Robert Shiller: U.S. Equities are Still the Place to Invest

U.S. stocks have the highest CAPE ratio of any global equity market, but they are still the place to invest. But the inventor of that metric, Robert Shiller, says that stocks are indeed risky.

Shiller is a professor of finance at Yale University. He spoke via a conference call hosted by Barclay’s Investors for its RIA clients. The title of his talk was, “Finding Value in 2021.”

“This is a risky time for investing in the stock market,” he said. “But there is a good chance the market will get on the same path as it was before the pandemic.”

But it could go the other way, he added, eroding the wealth of equity investors.

The last time I covered a talk by Shiller was in May 2020, when he said that U.S. equities were not “giving much of a sell signal.” Since that time, the S&P 500 has returned about 13% on an annualized basis.

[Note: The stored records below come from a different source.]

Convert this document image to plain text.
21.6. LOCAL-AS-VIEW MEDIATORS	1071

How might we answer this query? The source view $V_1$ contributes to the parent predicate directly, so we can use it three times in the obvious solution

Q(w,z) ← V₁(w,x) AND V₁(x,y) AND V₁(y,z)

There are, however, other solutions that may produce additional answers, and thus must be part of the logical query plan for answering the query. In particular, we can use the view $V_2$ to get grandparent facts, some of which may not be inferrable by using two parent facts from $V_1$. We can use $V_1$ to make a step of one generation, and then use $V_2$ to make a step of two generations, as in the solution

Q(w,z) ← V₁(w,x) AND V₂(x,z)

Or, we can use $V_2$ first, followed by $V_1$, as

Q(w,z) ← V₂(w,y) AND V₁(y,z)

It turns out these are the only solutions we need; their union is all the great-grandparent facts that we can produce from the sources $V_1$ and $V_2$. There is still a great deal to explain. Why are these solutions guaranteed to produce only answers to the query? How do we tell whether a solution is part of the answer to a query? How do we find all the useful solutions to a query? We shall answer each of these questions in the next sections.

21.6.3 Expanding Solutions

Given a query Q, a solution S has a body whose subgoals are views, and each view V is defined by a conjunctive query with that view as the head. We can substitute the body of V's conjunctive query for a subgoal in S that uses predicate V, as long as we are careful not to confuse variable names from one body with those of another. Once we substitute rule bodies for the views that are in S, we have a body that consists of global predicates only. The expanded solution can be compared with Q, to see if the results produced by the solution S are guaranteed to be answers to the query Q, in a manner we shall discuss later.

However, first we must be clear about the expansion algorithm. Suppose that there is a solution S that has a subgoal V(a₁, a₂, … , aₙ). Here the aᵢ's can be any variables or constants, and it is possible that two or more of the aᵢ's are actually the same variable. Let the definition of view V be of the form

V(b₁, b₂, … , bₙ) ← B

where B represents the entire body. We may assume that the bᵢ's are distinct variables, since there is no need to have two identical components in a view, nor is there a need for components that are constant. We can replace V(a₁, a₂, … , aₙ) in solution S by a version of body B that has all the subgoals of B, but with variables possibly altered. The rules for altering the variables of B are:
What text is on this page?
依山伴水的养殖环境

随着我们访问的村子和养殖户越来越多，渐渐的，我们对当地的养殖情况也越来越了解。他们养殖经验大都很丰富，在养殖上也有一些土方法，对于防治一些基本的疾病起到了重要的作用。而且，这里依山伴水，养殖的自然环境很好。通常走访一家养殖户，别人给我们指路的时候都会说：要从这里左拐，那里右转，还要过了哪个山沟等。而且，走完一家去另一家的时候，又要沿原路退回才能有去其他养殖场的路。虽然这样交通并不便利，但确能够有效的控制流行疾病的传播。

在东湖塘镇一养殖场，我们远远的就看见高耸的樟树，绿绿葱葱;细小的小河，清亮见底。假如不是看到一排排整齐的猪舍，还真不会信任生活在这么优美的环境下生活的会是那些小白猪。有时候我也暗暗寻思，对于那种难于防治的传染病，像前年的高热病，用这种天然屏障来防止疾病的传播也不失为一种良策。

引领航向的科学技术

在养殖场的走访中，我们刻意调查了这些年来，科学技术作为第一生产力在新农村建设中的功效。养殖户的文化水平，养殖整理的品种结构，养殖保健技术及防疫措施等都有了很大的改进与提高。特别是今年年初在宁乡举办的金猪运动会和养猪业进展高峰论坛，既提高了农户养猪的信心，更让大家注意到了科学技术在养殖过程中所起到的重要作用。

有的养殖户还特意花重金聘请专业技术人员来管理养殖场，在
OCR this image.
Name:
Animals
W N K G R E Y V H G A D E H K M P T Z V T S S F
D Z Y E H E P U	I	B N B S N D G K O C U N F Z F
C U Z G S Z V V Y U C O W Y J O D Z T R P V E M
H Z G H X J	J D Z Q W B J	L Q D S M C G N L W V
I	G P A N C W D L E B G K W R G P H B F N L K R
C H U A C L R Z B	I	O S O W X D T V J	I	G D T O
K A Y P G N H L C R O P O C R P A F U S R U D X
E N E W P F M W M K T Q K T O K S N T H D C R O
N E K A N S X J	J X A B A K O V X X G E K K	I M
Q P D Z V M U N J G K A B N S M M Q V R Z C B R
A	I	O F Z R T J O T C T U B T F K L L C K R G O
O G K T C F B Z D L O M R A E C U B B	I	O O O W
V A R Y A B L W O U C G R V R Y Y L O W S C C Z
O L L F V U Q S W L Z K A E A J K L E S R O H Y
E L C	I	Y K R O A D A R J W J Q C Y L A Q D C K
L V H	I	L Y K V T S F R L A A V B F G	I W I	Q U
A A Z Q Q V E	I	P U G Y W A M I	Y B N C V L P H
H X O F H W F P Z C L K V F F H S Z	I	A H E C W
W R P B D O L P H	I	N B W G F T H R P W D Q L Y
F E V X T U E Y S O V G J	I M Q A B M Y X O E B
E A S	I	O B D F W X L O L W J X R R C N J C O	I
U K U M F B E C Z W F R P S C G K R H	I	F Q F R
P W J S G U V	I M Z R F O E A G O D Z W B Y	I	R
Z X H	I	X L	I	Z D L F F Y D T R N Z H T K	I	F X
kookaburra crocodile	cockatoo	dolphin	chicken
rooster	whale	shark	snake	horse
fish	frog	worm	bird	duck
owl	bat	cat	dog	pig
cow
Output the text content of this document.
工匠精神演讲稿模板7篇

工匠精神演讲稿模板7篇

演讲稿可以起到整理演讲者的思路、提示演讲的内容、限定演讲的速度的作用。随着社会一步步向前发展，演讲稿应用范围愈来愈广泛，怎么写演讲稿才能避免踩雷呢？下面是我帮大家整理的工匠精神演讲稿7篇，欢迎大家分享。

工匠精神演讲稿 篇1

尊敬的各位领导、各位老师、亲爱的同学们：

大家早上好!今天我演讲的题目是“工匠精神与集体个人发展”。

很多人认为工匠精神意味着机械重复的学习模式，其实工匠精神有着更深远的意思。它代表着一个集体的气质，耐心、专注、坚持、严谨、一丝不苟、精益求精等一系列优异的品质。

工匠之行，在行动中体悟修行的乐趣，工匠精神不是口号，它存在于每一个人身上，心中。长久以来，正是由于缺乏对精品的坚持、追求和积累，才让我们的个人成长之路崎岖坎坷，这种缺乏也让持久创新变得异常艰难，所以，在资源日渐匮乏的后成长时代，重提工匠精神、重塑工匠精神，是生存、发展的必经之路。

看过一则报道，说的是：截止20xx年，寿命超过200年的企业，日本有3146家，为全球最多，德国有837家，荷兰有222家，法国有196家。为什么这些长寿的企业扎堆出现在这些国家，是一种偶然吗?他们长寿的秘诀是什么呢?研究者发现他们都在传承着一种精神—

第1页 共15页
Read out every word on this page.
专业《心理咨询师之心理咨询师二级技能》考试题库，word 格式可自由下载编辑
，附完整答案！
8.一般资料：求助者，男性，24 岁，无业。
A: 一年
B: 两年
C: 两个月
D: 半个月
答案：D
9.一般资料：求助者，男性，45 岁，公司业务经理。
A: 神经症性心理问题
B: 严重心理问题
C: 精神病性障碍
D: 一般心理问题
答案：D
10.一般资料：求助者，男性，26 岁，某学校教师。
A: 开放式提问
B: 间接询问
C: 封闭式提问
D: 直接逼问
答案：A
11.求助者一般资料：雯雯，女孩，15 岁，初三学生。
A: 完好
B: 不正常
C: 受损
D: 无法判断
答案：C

The U.S. CAPE ratio is almost 36, which is its second-highest level ever; at the end of 1999, it was 44. But it still has a “long way to go” to set another record, Shiller said.

He has a new paper that discusses how CAPE valuations have been affected by the pandemic. Prices are higher because Fed policy has kept rates at record-low levels. Rates were not this low during the Depression and were not low as far out in the yield curve as they are now, he said. The 10-year TIPS yield is below zero.